Süddeutsche Zeitung

Kinderbetreuung:Eltern müssen wegen Kita-Platz nach Miesbach ziehen

Nach mehr als eineinhalb Jahren vergeblichen Wartens gab die Familie auf. Dafür verlangt sie nun Schadenersatz - und hat die Stadt verklagt.

Von Stephan Handel

Pedro ist jetzt drei Jahre alt, wahrscheinlich haben seine Eltern vor Kurzem Weihnachten aus dem Keller geholt, nun staunt der Bub über Kugeln und Zweige und Kerzen und freut sich auf die Geschenke. Dass sich mit ihm am Mittwoch eine ganze Kammer des Landgerichts beschäftigte, drei Berufsrichter immerhin, davon ahnt Pedro (Name geändert) sicher nichts. Es geht, wieder einmal, um das Kinderbetreuungs-Angebot und was die Stadt dafür tut, dass Eltern, so schnell sie wollen, wieder in ihren Beruf zurückkehren können.

Niemand kann Pedros Eltern vorwerfen, sie hätten sich nicht bemüht: Mitte August 2015 kam Pedro zur Welt, im Januar zuvor, als die Schwangerschaft noch recht frisch war, meldeten sie ihn beim Kita-Finder der Stadt an: Zum 1. September 2016, bei sieben Einrichtungen in der Nähe ihrer Wohnadresse trugen sie sich ein. Das sollte doch rechtzeitig sein, dachten sie wohl, auch wenn die Kita-Situation in München bekanntlich angespannt ist.

Pedro wuchs im Bauch seiner Mutter, von der Stadt hörten die Eltern nichts. Der Bub war schon fast ein halbes Jahr alt, als endlich einmal eine Mitteilung kam - darin stand aber nur, dass es nun den noch viel tolleren Kita-Finder+ gebe, allerdings seien die alten Anmeldungen dort nicht mehr gültig, bitte neu anmelden. Das taten sie dann auch.

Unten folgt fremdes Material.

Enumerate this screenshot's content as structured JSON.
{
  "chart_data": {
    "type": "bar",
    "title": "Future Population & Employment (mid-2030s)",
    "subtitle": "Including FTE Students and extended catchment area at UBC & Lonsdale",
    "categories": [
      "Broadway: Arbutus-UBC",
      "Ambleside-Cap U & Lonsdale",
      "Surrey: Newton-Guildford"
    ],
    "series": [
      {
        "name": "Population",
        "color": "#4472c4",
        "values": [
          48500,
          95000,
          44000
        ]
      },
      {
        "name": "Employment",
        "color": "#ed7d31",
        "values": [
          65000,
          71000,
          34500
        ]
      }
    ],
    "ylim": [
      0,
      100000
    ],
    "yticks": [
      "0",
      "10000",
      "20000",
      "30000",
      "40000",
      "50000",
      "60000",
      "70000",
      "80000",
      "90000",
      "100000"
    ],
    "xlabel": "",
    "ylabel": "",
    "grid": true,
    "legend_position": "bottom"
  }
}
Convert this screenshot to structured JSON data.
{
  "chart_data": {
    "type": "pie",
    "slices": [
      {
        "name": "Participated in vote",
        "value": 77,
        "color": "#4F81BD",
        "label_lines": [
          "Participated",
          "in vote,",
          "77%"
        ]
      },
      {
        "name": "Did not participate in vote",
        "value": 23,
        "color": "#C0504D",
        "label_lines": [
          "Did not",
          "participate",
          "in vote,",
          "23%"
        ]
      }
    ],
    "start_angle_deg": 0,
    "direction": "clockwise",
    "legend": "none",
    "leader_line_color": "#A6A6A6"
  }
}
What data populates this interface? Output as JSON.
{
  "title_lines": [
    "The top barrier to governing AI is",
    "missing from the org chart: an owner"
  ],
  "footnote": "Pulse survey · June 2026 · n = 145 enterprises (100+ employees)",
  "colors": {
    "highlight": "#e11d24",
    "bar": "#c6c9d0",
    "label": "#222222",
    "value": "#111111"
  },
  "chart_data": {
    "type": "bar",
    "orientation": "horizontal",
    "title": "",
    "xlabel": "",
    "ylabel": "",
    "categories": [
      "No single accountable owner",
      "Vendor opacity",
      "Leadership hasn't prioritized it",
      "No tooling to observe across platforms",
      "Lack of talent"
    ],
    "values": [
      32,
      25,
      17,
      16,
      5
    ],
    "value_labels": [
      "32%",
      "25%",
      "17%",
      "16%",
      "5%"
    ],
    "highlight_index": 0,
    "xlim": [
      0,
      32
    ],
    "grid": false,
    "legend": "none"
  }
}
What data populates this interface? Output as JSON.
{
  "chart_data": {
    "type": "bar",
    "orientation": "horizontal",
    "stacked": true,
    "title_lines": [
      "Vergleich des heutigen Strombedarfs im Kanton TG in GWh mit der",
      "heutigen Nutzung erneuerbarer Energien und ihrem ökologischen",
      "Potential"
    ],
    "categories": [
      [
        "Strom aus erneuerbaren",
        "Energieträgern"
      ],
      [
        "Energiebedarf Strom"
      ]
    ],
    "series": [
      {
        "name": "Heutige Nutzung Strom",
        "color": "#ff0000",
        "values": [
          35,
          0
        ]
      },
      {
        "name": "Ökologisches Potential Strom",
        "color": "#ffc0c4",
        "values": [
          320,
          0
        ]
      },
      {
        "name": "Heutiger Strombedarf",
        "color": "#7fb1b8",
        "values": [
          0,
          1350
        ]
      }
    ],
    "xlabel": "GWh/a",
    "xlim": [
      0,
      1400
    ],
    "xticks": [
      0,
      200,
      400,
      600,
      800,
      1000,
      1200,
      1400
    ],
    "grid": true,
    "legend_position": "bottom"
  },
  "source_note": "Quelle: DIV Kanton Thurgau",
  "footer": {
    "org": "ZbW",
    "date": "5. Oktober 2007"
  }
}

Im Sommer 2016, ein Vierteljahr, bevor Pedro in eine Krippe hätte kommen sollen, schickte die Stadt einen weiteren Brief: Die Eltern - beziehungsweise Pedro - seien weiterhin auf der Warteliste, um ihre Chancen zu vergrößern, sollten sie doch erwägen, noch andere Einrichtungen in ihre Liste aufzunehmen. Da hatten sie aber schon genug.

Mittlerweile hatten die Eltern sich nämlich bereits anderweitig umgeschaut - im Landkreis Miesbach hatten sie nicht nur ein Haus zur Miete gefunden, sondern auch eine Zusage für einen Krippenplatz. Zum 1. August 2016 zog die Familie um, und alles hätte eigentlich gut sein können.

Stattdessen aber wurde dieses Szenario nun am Mittwoch im Sitzungssaal 28 des Justizpalasts ausgebreitet. Die Eltern hatten nämlich ausgerechnet, dass der Umzug, ausgelöst durch die fehlende Kinderbetreuungsmöglichkeit, sie eine ganze Menge Geld gekostet hatte: Die Frau konnte nicht zu ihrem alten Arbeitgeber zurückkehren und musste einen neuen Job suchen. In der Zwischenzeit musste der Mann alleine Geld verdienen und konnte nicht, wie eigentlich geplant, in Elternzeit gehen. Das war nicht nur wegen seiner väterlichen Gefühle dumm, sondern auch, weil sie deshalb bereits erhaltenes Elterngeld zurückzahlen mussten. Insgesamt beziffern sie ihren Schaden auf fast 8000 Euro plus 500 Euro Rechtsanwaltsgebühren, die sie nun von der Stadt per Klage zurückerstattet haben wollen.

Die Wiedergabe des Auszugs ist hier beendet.